The DCB (IN.PACT Admiral) is the first device to be approved in the United States for that indication, the company stated in a press release.
Approval was based on results from the IN.PACT Global study, according to the release.
In results from IN.PACT Global presented at VIVA 15 in November, the DCB was associated with an 88.7% primary patency rate and a 7.3% clinically driven target lesion revascularization rate at 12 months in real-world patients with femoropopliteal lesions, some of whom had de novo in-stent restenosis lesions.

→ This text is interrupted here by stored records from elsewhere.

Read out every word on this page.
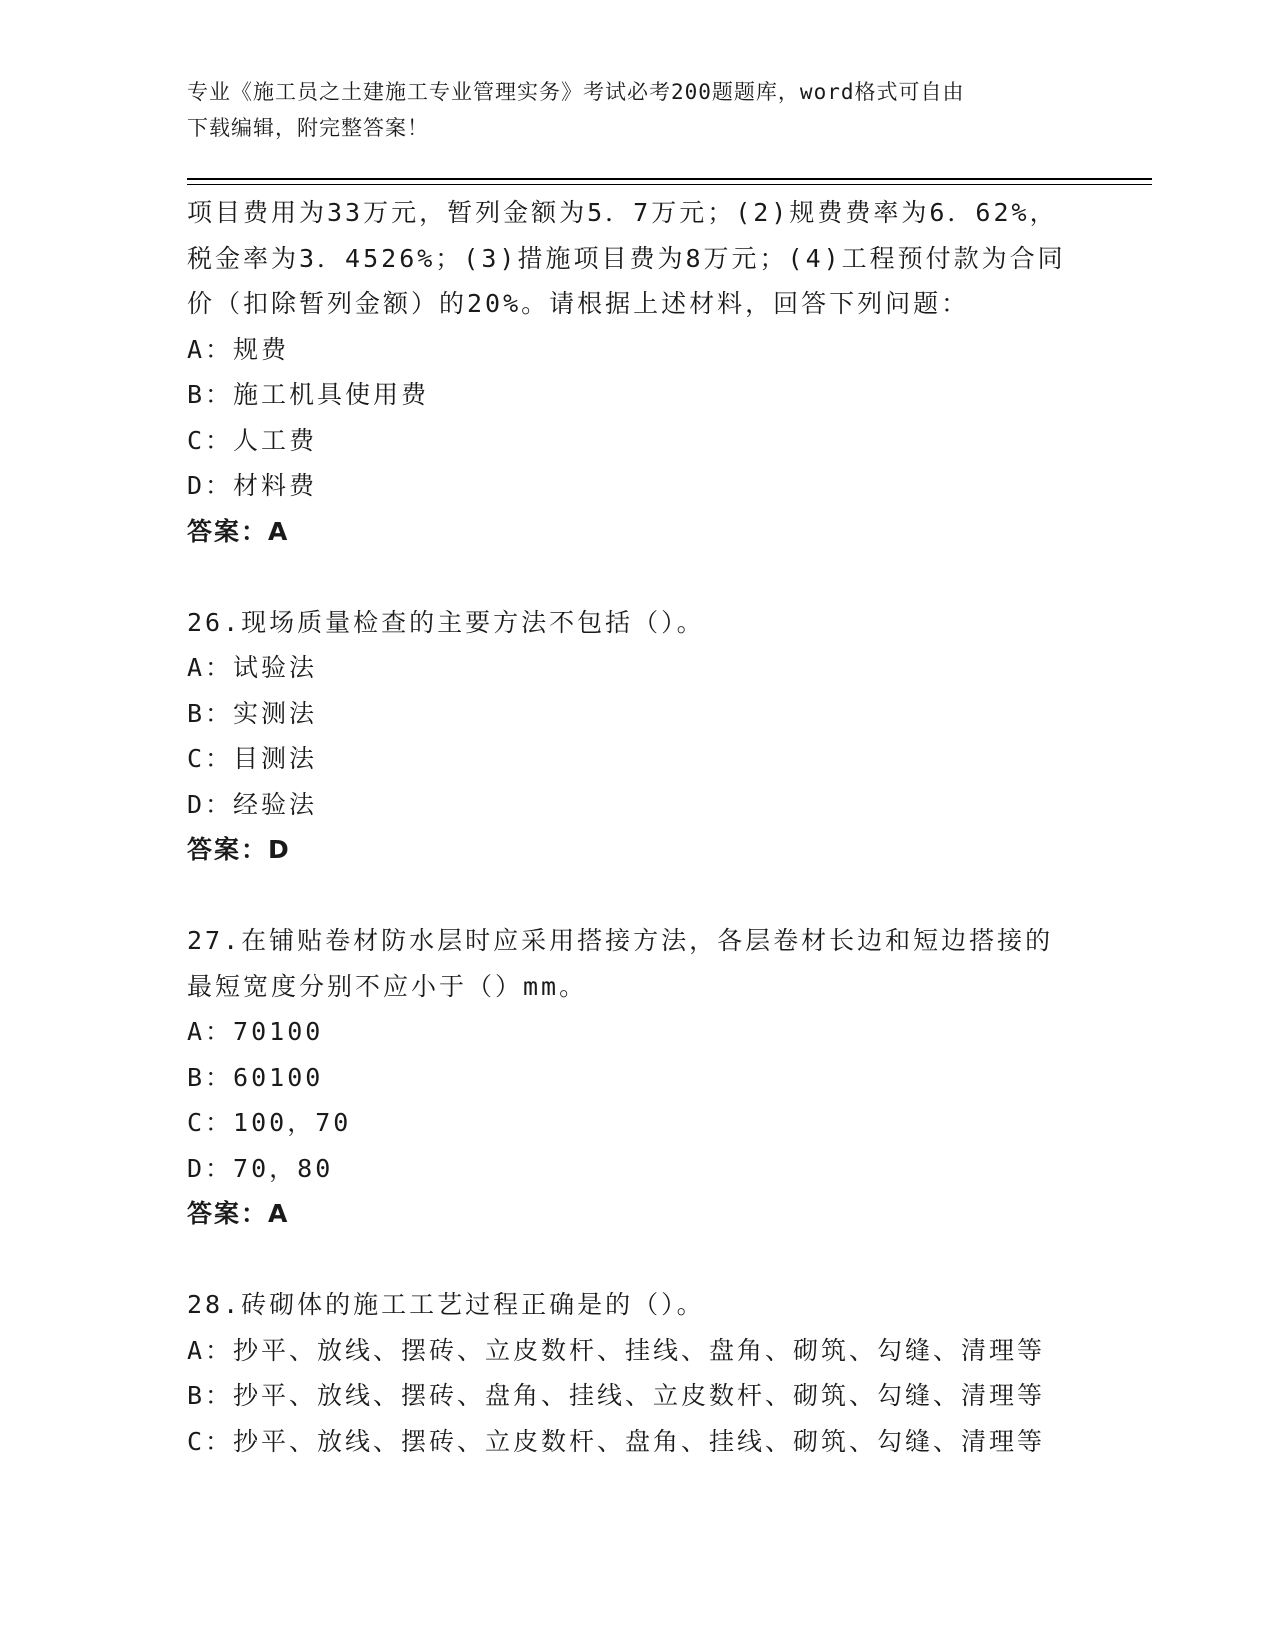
专业《施工员之土建施工专业管理实务》考试必考200题题库，word格式可自由
下载编辑，附完整答案！
项目费用为33万元，暂列金额为5．7万元；(2)规费费率为6．62%，
税金率为3．4526%；(3)措施项目费为8万元；(4)工程预付款为合同
价（扣除暂列金额）的20%。请根据上述材料，回答下列问题：
A：规费
B：施工机具使用费
C：人工费
D：材料费
答案：A
26.现场质量检查的主要方法不包括（）。
A：试验法
B：实测法
C：目测法
D：经验法
答案：D
27.在铺贴卷材防水层时应采用搭接方法，各层卷材长边和短边搭接的
最短宽度分别不应小于（）mm。
A：70100
B：60100
C：100，70
D：70，80
答案：A
28.砖砌体的施工工艺过程正确是的（）。
A：抄平、放线、摆砖、立皮数杆、挂线、盘角、砌筑、勾缝、清理等
B：抄平、放线、摆砖、盘角、挂线、立皮数杆、砌筑、勾缝、清理等
C：抄平、放线、摆砖、立皮数杆、盘角、挂线、砌筑、勾缝、清理等
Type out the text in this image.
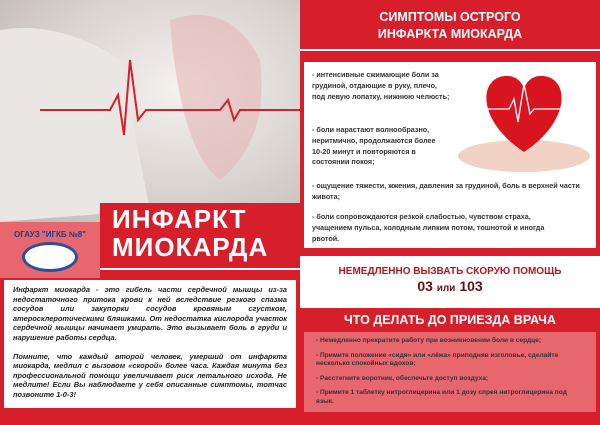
ИНФАРКТ
МИОКАРДА
ОГАУЗ "ИГКБ №8"

Инфаркт миокарда - это гибель части сердечной мышцы из-за недостаточного притока крови к ней вследствие резкого спазма сосудов или закупорки сосудов кровяным сгустком, атеросклеротическими бляшками. От недостатка кислорода участок сердечной мышцы начинает умирать. Это вызывает боль в груди и нарушение работы сердца.

Помните, что каждый второй человек, умерший от инфаркта миокарда, медлил с вызовом «скорой» более часа. Каждая минута без профессиональной помощи увеличивает риск летального исхода. Не медлите! Если Вы наблюдаете у себя описанные симптомы, тотчас позвоните 1-0-3!

СИМПТОМЫ ОСТРОГО
ИНФАРКТА МИОКАРДА
- интенсивные сжимающие боли за грудиной, отдающие в руку, плечо, под левую лопатку, нижнюю челюсть;
- боли нарастают волнообразно, неритмично, продолжаются более 10-20 минут и повторяются в состоянии покоя;
- ощущение тяжести, жжения, давления за грудиной, боль в верхней части живота;
- боли сопровождаются резкой слабостью, чувством страха, учащением пульса, холодным липким потом, тошнотой и иногда рвотой.
НЕМЕДЛЕННО ВЫЗВАТЬ СКОРУЮ ПОМОЩЬ
03 или 103
ЧТО ДЕЛАТЬ ДО ПРИЕЗДА ВРАЧА
- Немедленно прекратите работу при возникновении боли в сердце;
- Примите положение «сидя» или «лёжа» приподняв изголовье, сделайте несколько спокойных вдохов;
- Расстегните воротник, обеспечьте доступ воздуха;
- Примите 1 таблетку нитроглицерина или 1 дозу спрея нитроглицерина под язык.
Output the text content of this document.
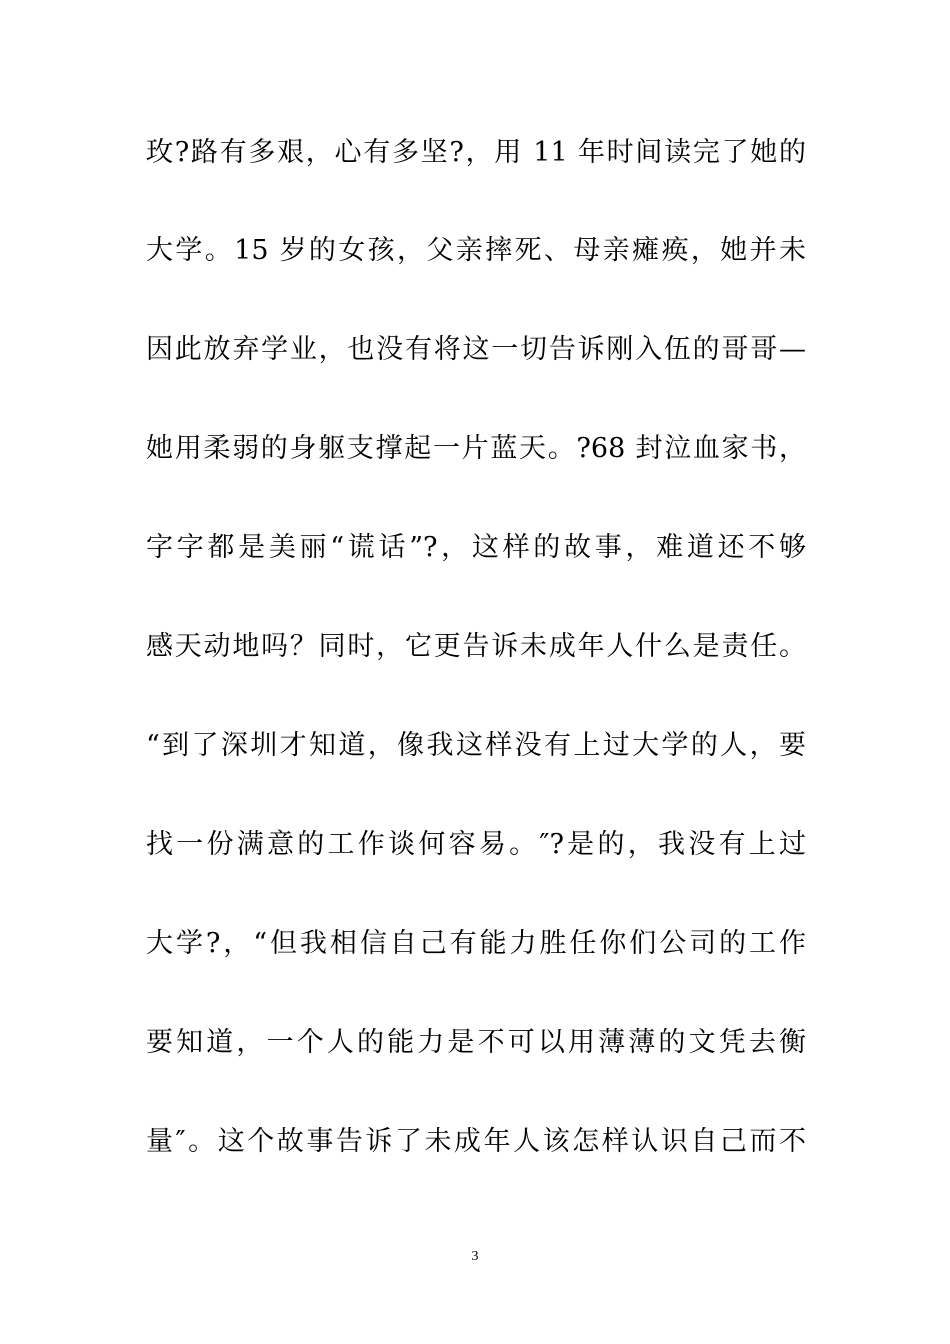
玫?路有多艰，心有多坚?，用 11 年时间读完了她的
大学。15 岁的女孩，父亲摔死、母亲瘫痪，她并未
因此放弃学业，也没有将这一切告诉刚入伍的哥哥—
她用柔弱的身躯支撑起一片蓝天。?68 封泣血家书，
字字都是美丽“谎话”?，这样的故事，难道还不够
感天动地吗？同时，它更告诉未成年人什么是责任。
“到了深圳才知道，像我这样没有上过大学的人，要
找一份满意的工作谈何容易。″?是的，我没有上过
大学?，“但我相信自己有能力胜任你们公司的工作
要知道，一个人的能力是不可以用薄薄的文凭去衡
量″。这个故事告诉了未成年人该怎样认识自己而不
3
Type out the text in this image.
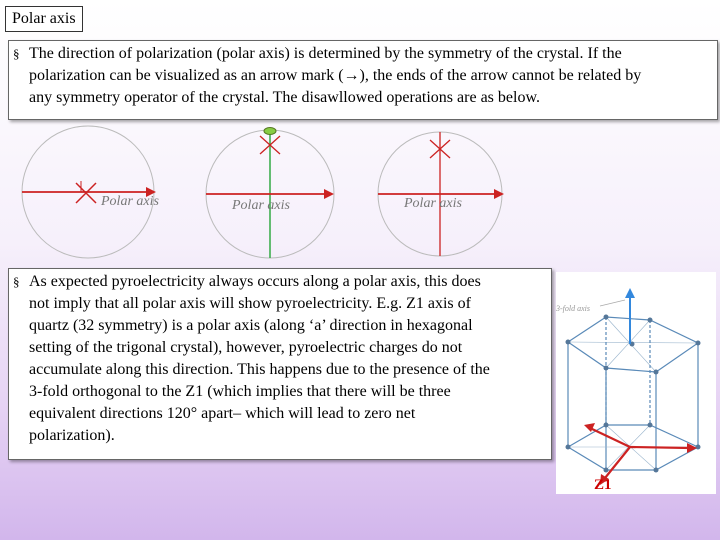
Polar axis
§ The direction of polarization (polar axis) is determined by the symmetry of the crystal. If the
polarization can be visualized as an arrow mark (→), the ends of the arrow cannot be related by
any symmetry operator of the crystal. The disawllowed operations are as below.
Polar axis	Polar axis	Polar axis
§ As expected pyroelectricity always occurs along a polar axis, this does
not imply that all polar axis will show pyroelectricity. E.g. Z1 axis of
quartz (32 symmetry) is a polar axis (along ‘a’ direction in hexagonal
setting of the trigonal crystal), however, pyroelectric charges do not
accumulate along this direction. This happens due to the presence of the
3-fold orthogonal to the Z1 (which implies that there will be three
equivalent directions 120° apart– which will lead to zero net
polarization).
3-fold axis
Z1
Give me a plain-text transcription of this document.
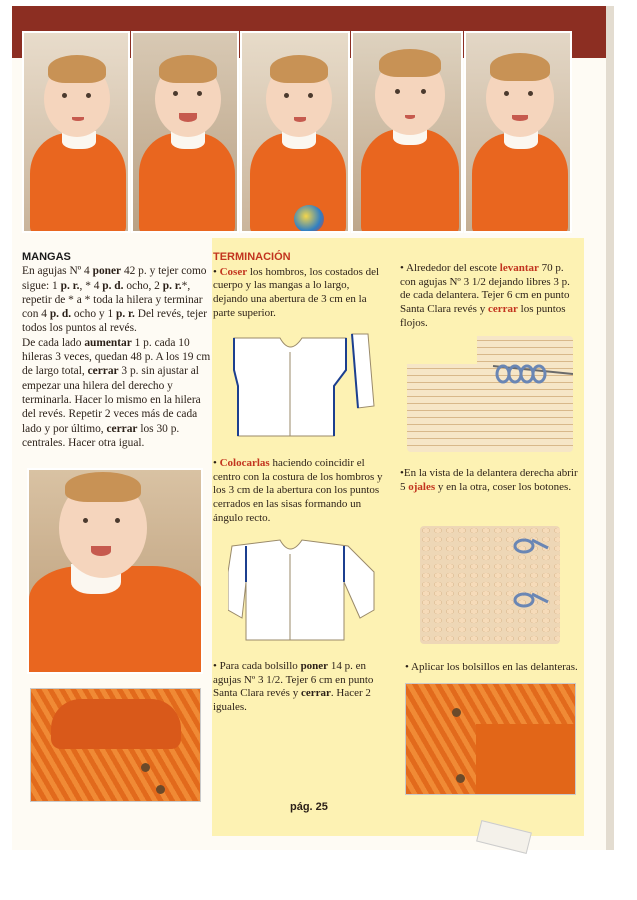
MANGAS

En agujas Nº 4 poner 42 p. y tejer como sigue: 1 p. r., * 4 p. d. ocho, 2 p. r.*, repetir de * a * toda la hilera y terminar con 4 p. d. ocho y 1 p. r. Del revés, tejer todos los puntos al revés.

De cada lado aumentar 1 p. cada 10 hileras 3 veces, quedan 48 p. A los 19 cm de largo total, cerrar 3 p. sin ajustar al empezar una hilera del derecho y terminarla. Hacer lo mismo en la hilera del revés. Repetir 2 veces más de cada lado y por último, cerrar los 30 p. centrales. Hacer otra igual.

TERMINACIÓN

• Coser los hombros, los costados del cuerpo y las mangas a lo largo, dejando una abertura de 3 cm en la parte superior.

• Colocarlas haciendo coincidir el centro con la costura de los hombros y los 3 cm de la abertura con los puntos cerrados en las sisas formando un ángulo recto.

• Para cada bolsillo poner 14 p. en agujas Nº 3 1/2. Tejer 6 cm en punto Santa Clara revés y cerrar. Hacer 2 iguales.

• Alrededor del escote levantar 70 p. con agujas Nº 3 1/2 dejando libres 3 p. de cada delantera. Tejer 6 cm en punto Santa Clara revés y cerrar los puntos flojos.

•En la vista de la delantera derecha abrir 5 ojales y en la otra, coser los botones.

• Aplicar los bolsillos en las delanteras.

pág. 25
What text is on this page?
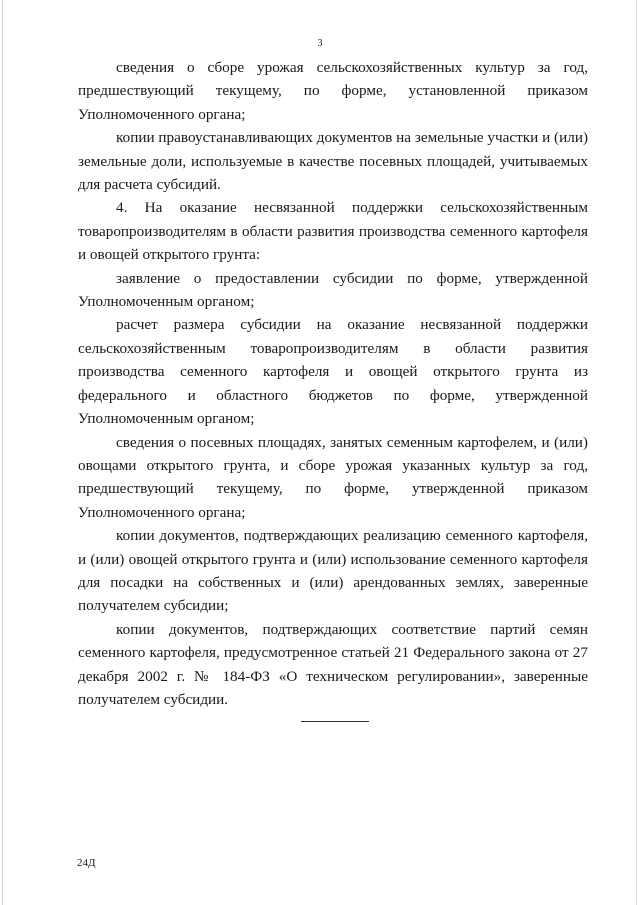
3

сведения о сборе урожая сельскохозяйственных культур за год, предшествующий текущему, по форме, установленной приказом Уполномоченного органа;

копии правоустанавливающих документов на земельные участки и (или) земельные доли, используемые в качестве посевных площадей, учитываемых для расчета субсидий.

4. На оказание несвязанной поддержки сельскохозяйственным товаропроизводителям в области развития производства семенного картофеля и овощей открытого грунта:

заявление о предоставлении субсидии по форме, утвержденной Уполномоченным органом;

расчет размера субсидии на оказание несвязанной поддержки сельскохозяйственным товаропроизводителям в области развития производства семенного картофеля и овощей открытого грунта из федерального и областного бюджетов по форме, утвержденной Уполномоченным органом;

сведения о посевных площадях, занятых семенным картофелем, и (или) овощами открытого грунта, и сборе урожая указанных культур за год, предшествующий текущему, по форме, утвержденной приказом Уполномоченного органа;

копии документов, подтверждающих реализацию семенного картофеля, и (или) овощей открытого грунта и (или) использование семенного картофеля для посадки на собственных и (или) арендованных землях, заверенные получателем субсидии;

копии документов, подтверждающих соответствие партий семян семенного картофеля, предусмотренное статьей 21 Федерального закона от 27 декабря 2002 г. № 184-ФЗ «О техническом регулировании», заверенные получателем субсидии.

24Д
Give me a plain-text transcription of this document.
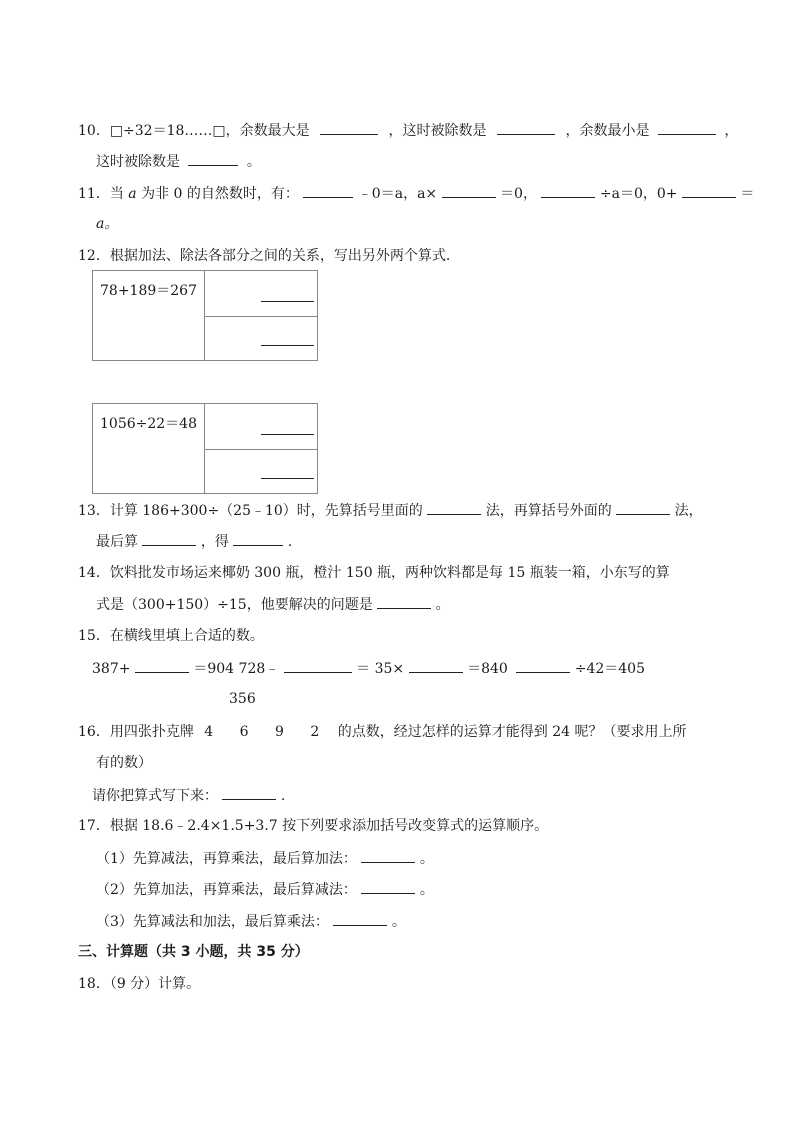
10．□÷32＝18……□，余数最大是	，这时被除数是	，余数最小是	，
这时被除数是	。
11．当 a 为非 0 的自然数时，有：	﹣0＝a，a×	＝0，	÷a＝0，0+	＝
a。
12．根据加法、除法各部分之间的关系，写出另外两个算式.
78+189＝267
1056÷22＝48
13．计算 186+300÷（25﹣10）时，先算括号里面的	法，再算括号外面的	法，
最后算	，得	.
14．饮料批发市场运来椰奶 300 瓶，橙汁 150 瓶，两种饮料都是每 15 瓶装一箱，小东写的算
式是（300+150）÷15，他要解决的问题是	。
15．在横线里填上合适的数。
387+	＝904 728﹣	＝ 35×	＝840	÷42＝405
356
16．用四张扑克牌 4 6 9 2 的点数，经过怎样的运算才能得到 24 呢？（要求用上所
有的数）
请你把算式写下来：	.
17．根据 18.6﹣2.4×1.5+3.7 按下列要求添加括号改变算式的运算顺序。
（1）先算减法，再算乘法，最后算加法：	。
（2）先算加法，再算乘法，最后算减法：	。
（3）先算减法和加法，最后算乘法：	。
三、计算题（共 3 小题，共 35 分）
18．（9 分）计算。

Those findings plus additional results provided to the FDA were compared with historical data on treatment of peripheral in-stent restenosis with percutaneous transluminal angioplasty, according to the release.
John Laird
“We are experiencing a paradigm shift in treating patients with complex PAD,” John Laird, MD, interventional cardiologist at University of California – Davis Medical Center, Sacramento, and co-principal investigator of the IN.PACT SFA trial, said in the release. “Until now, physicians have had limited treatment options to address patients with [in-stent restenosis]. The FDA’s approval of IN.PACT Admiral DCB allows us to treat patients with a durable, proven and safe technology.”
Disclosure:Laird reports consulting and serving on advisory boards for Abbott Vascular, Bard, Boston Scientific and Medtronic, and receiving research support from Gore and Medtronic.